26 Oct. 1996
URGENT: A GLOBAL CRIMINAL COURT
by Emma Bonino
Over the past five years we have witnessed some of the worst crimes against humanity in history.
The criminals must be tried, justice must be done. And we need guarantees that any who contemplate such acts in the future face the deterrent of a permanent criminal court.
In July, I joined 6,000 women in Tuzla, Bosnia-Herzegovina, for a grim anniversary: the massacre of their menfolk a year earlier in Srebrenica at the hands of Bosnian Serbs. About 8,000 men and boys died in one of the most horrifying atrocities in the former Yugoslavia's dirty war. In Tuzla, now home to about 30,000 survivors of Sebrenica, we watched film footage of the day when Ratko Mladic's men rounded up the women and bused them away while herding the men to their deaths. The women have survived, but they and their children will never be at peace until the killers are brought to justice.
In 1993, the UN Security Council bowed to public pressure and set up an ad hoc tribunal to try crimes against humanity in the former Yugoslavia. The UN also set up a separate temporary tribunal to try those accused of genocide in Rwanda in 1994. Like the war crimes tribunals of Nuremberg and Tokyo, these two tribunals eventually will be dissolved.
In 1945, people thought they had seen the end of atrocities. Not so. Since the end of the Cold War, The intensifying barbarity of crimes committed against civilians around the world has not ceased to horrify us, particularly as we can now see the evidence practically in real time on our television screens.

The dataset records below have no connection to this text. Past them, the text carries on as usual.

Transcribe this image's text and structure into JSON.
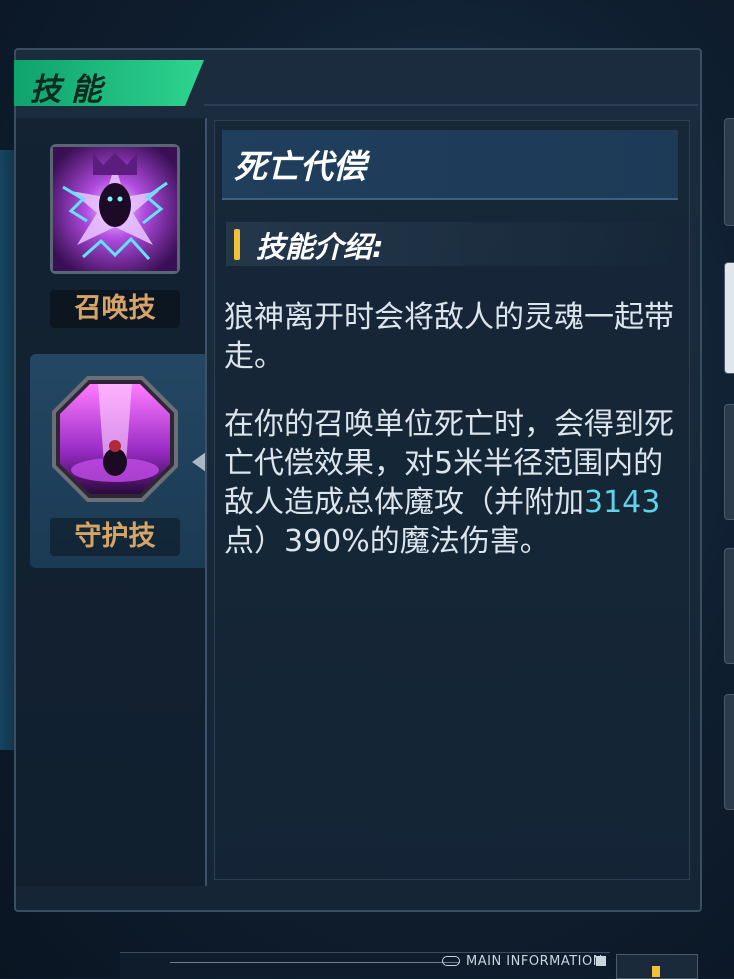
{
  "panel": {
    "tab_title": "技能"
  },
  "skills": [
    {
      "label": "召唤技",
      "icon": "summon-skill-icon",
      "selected": false
    },
    {
      "label": "守护技",
      "icon": "guardian-skill-icon",
      "selected": true
    }
  ],
  "detail": {
    "skill_name": "死亡代偿",
    "section_title": "技能介绍:",
    "paragraph1": "狼神离开时会将敌人的灵魂一起带走。",
    "paragraph2_before": "在你的召唤单位死亡时，会得到死亡代偿效果，对5米半径范围内的敌人造成总体魔攻（并附加",
    "paragraph2_value": "3143",
    "paragraph2_after": "点）390%的魔法伤害。"
  },
  "footer": {
    "label": "MAIN INFORMATION"
  },
  "colors": {
    "tab_green": "#2fd48f",
    "label_gold": "#d6a467",
    "highlight_cyan": "#5fd4e8",
    "accent_yellow": "#f2c13a"
  }
}
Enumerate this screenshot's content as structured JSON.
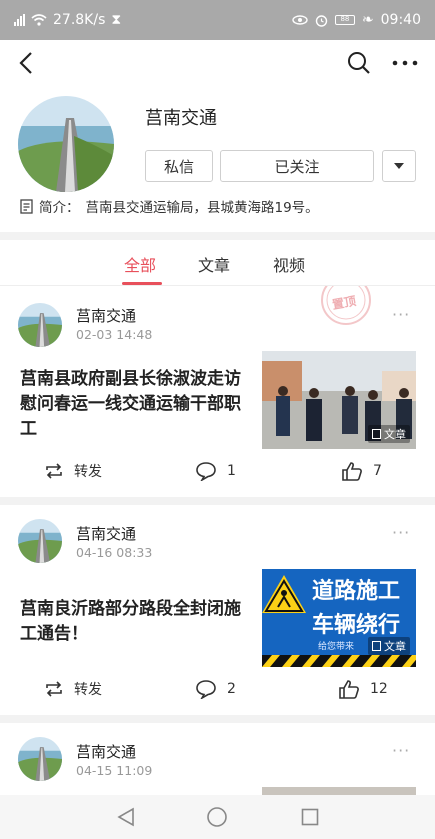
{
  "status_bar": {
    "network_speed": "27.8K/s",
    "time": "09:40",
    "battery": "88"
  },
  "profile": {
    "name": "莒南交通",
    "message_button": "私信",
    "follow_button": "已关注",
    "intro_label": "简介：",
    "intro_text": "莒南县交通运输局，县城黄海路19号。"
  },
  "tabs": [
    {
      "label": "全部",
      "active": true
    },
    {
      "label": "文章",
      "active": false
    },
    {
      "label": "视频",
      "active": false
    }
  ],
  "posts": [
    {
      "author": "莒南交通",
      "time": "02-03 14:48",
      "pinned_stamp": "置顶",
      "title": "莒南县政府副县长徐淑波走访慰问春运一线交通运输干部职工",
      "thumb_badge": "文章",
      "repost_label": "转发",
      "comments": "1",
      "likes": "7"
    },
    {
      "author": "莒南交通",
      "time": "04-16 08:33",
      "title": "莒南良沂路部分路段全封闭施工通告！",
      "thumb_text_line1": "道路施工",
      "thumb_text_line2": "车辆绕行",
      "thumb_small_text": "给您带来",
      "thumb_badge": "文章",
      "repost_label": "转发",
      "comments": "2",
      "likes": "12"
    },
    {
      "author": "莒南交通",
      "time": "04-15 11:09"
    }
  ],
  "colors": {
    "accent": "#e8505b",
    "status_bar": "#a9a9a9",
    "separator": "#f2f2f2",
    "sign_blue": "#1565c0"
  }
}
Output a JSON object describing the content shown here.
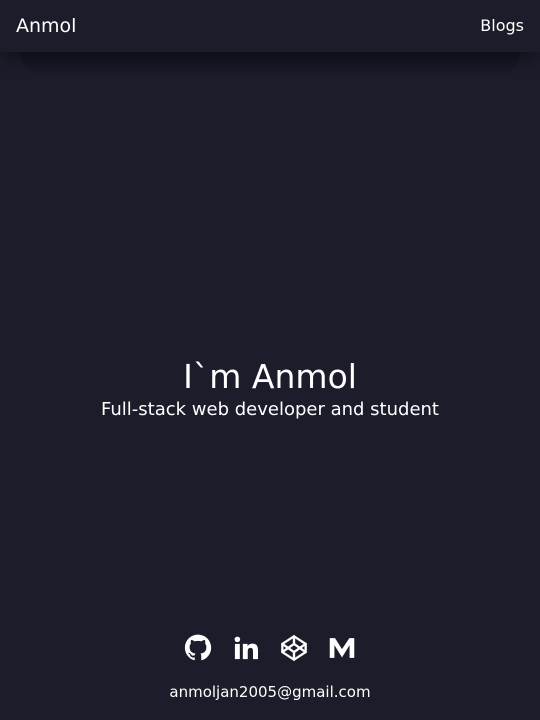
{
  "nav": {
    "brand": "Anmol",
    "links": [
      {
        "label": "Blogs"
      }
    ]
  },
  "hero": {
    "title": "I`m Anmol",
    "subtitle": "Full-stack web developer and student"
  },
  "socials": [
    {
      "name": "github",
      "icon": "github-icon"
    },
    {
      "name": "linkedin",
      "icon": "linkedin-icon"
    },
    {
      "name": "codepen",
      "icon": "codepen-icon"
    },
    {
      "name": "medium",
      "icon": "medium-icon"
    }
  ],
  "contact": {
    "email": "anmoljan2005@gmail.com"
  },
  "colors": {
    "background": "#1c1c2a",
    "text": "#ffffff"
  }
}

Societies shattered bu such nightmares cannot resume more than just a semblance of normal life unless there is a record for what happened, unless the guilty are brought to justice and punished, unless the innocent are cleared. Without justice, generation after generation is condemned to an existence haunted by the terrors of the past.
We all hope there will be no next time. But if there is, what then? Another ad hoc tribunal, then another?
It is to take the initiative, to act in evidence by setting up a permanent international criminal court. If we believe what we say when we sign international declarations of respect for human rights, an international court to guarantee justice and to deter potential criminals is a logical step.
I believe such a court could make a significant contribution to enabling reconciliation after conflicts, and even to preventing them, up to a point.
Why do we have such a court already? The idea, hardly new, was shelved during the Cold War. But today it is back on the agenda at the United Nations.
A preparatory committee working on the project is reporting to the UN on the Oct. 28-29. It will ask to continue its work, with a view to calling a conference by the end of 1998 to establish an international criminal court.
There must be no foot-dragging. Such a court would do nothing to bring back those who died in Rwanda or Yugoslavia. But we live in a world where the present shows clearly that we need a deterrent for the future. We must act now.